Israel Strikes Premier's Office in Gaza

Times Staff Writer

An Israeli helicopter fired a missile early today into the office of Palestinian Authority Prime Minister Ismail Haniyeh, intensifying pressure on the Hamas government in efforts to free an Israeli soldier held captive by militants claiming loyalty to the Islamist group.

Haniyeh was not in the four-story building at the time of the attack, which took place shortly before 2 a.m. Since Israel's incursion into the Gaza Strip last week, he has stayed largely out of sight, working primarily from his residence in a Gaza City refugee camp, where he lives with his wife and 11 children.

The Israeli strike was almost certainly not intended to kill Haniyeh, but appeared instead to be an explicit warning -- and a powerful symbolic show of displeasure over the continued captivity of the soldier, Cpl. Gilad Shalit.

The Israeli military confirmed that it had carried out the attack. Israel says it holds Haniyeh's government responsible for Shalit's abduction and weeklong captivity, even though the prime minister and other senior officials have disavowed any advance knowledge of the raid in which the soldier was captured.

Three militant groups, including one affiliated with Hamas' military wing, have claimed responsibility for the assault.

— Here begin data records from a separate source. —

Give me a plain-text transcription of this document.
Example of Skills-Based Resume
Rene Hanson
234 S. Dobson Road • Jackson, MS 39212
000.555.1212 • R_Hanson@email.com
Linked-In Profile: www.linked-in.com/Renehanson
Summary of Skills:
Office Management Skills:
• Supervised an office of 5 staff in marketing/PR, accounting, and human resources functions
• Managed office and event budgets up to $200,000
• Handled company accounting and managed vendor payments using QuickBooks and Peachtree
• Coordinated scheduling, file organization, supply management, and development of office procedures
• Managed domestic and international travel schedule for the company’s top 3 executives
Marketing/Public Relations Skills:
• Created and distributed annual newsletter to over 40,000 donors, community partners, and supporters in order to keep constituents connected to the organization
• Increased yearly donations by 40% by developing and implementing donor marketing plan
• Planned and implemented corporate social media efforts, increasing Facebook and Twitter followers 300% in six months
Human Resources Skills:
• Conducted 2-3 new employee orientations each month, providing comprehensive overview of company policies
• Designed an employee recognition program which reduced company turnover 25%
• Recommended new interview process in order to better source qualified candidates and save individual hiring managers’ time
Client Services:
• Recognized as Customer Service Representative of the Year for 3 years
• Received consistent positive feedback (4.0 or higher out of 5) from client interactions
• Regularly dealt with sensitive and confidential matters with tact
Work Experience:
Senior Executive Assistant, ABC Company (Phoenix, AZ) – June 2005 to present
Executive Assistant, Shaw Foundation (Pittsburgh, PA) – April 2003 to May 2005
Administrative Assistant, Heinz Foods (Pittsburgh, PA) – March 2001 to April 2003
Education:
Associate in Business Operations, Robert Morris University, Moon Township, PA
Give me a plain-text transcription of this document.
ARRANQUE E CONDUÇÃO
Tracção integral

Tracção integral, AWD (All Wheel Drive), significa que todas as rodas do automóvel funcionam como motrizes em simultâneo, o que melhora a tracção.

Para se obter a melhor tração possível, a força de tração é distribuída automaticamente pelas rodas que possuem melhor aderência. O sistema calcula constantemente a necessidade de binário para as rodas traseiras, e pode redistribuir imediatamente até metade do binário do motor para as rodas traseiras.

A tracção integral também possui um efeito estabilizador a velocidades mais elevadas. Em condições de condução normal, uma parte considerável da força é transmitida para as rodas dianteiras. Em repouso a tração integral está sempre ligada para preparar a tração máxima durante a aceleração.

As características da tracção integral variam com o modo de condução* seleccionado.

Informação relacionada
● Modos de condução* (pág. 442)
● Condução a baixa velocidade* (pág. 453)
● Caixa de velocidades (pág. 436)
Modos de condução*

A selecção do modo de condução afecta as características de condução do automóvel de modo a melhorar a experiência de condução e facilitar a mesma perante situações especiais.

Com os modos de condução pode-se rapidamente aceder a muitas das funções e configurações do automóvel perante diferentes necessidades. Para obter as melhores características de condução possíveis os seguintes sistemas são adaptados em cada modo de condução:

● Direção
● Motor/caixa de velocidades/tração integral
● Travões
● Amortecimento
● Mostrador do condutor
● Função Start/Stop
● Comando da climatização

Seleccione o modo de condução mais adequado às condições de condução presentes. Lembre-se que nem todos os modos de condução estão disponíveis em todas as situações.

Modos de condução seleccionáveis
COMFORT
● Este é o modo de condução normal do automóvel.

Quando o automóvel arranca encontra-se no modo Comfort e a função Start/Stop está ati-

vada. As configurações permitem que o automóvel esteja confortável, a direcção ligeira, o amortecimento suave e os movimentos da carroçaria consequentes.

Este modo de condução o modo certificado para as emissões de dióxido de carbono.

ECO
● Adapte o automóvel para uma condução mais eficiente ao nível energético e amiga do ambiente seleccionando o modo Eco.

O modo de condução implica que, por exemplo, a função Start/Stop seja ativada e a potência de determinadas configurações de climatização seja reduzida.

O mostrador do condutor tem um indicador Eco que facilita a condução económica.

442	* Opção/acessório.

The roar of low-flying Israeli helicopter gunships filled the air before today's precision strike sent flames leaping into the sky over the darkened city. Haniyeh's office, in a compound in central Gaza City, is not far from the residence of Palestinian Authority President Mahmoud Abbas.

Three security guards were reported injured in the strike, which brought ambulances and Palestinian security forces racing to the scene.

A short time later, Israeli missiles hit a training camp in the Jabaliya refugee camp belonging to a controversial Hamas-run police force. A man believed to be a member of the unit was reported killed.

Haniyeh, like nearly all senior figures in Hamas, was the target of several assassination attempts before the militant group won Palestinian parliamentary elections in January and assumed control of the government two months later. Haniyeh was a personal aide to Sheik Ahmed Yassin, Hamas' spiritual leader, who was killed in an Israeli missile strike in March 2004.

Hours before the Israeli attacks, Abbas said the standoff over the captured soldier was at a "critical, sensitive" stage. He expressed hope that Shalit could be freed through mediation efforts.

A deputy minister in the Hamas government, Ziad abu Ain, said he had been told by an intermediary that the soldier had received treatment for wounds suffered in the June 25 raid and was in stable condition.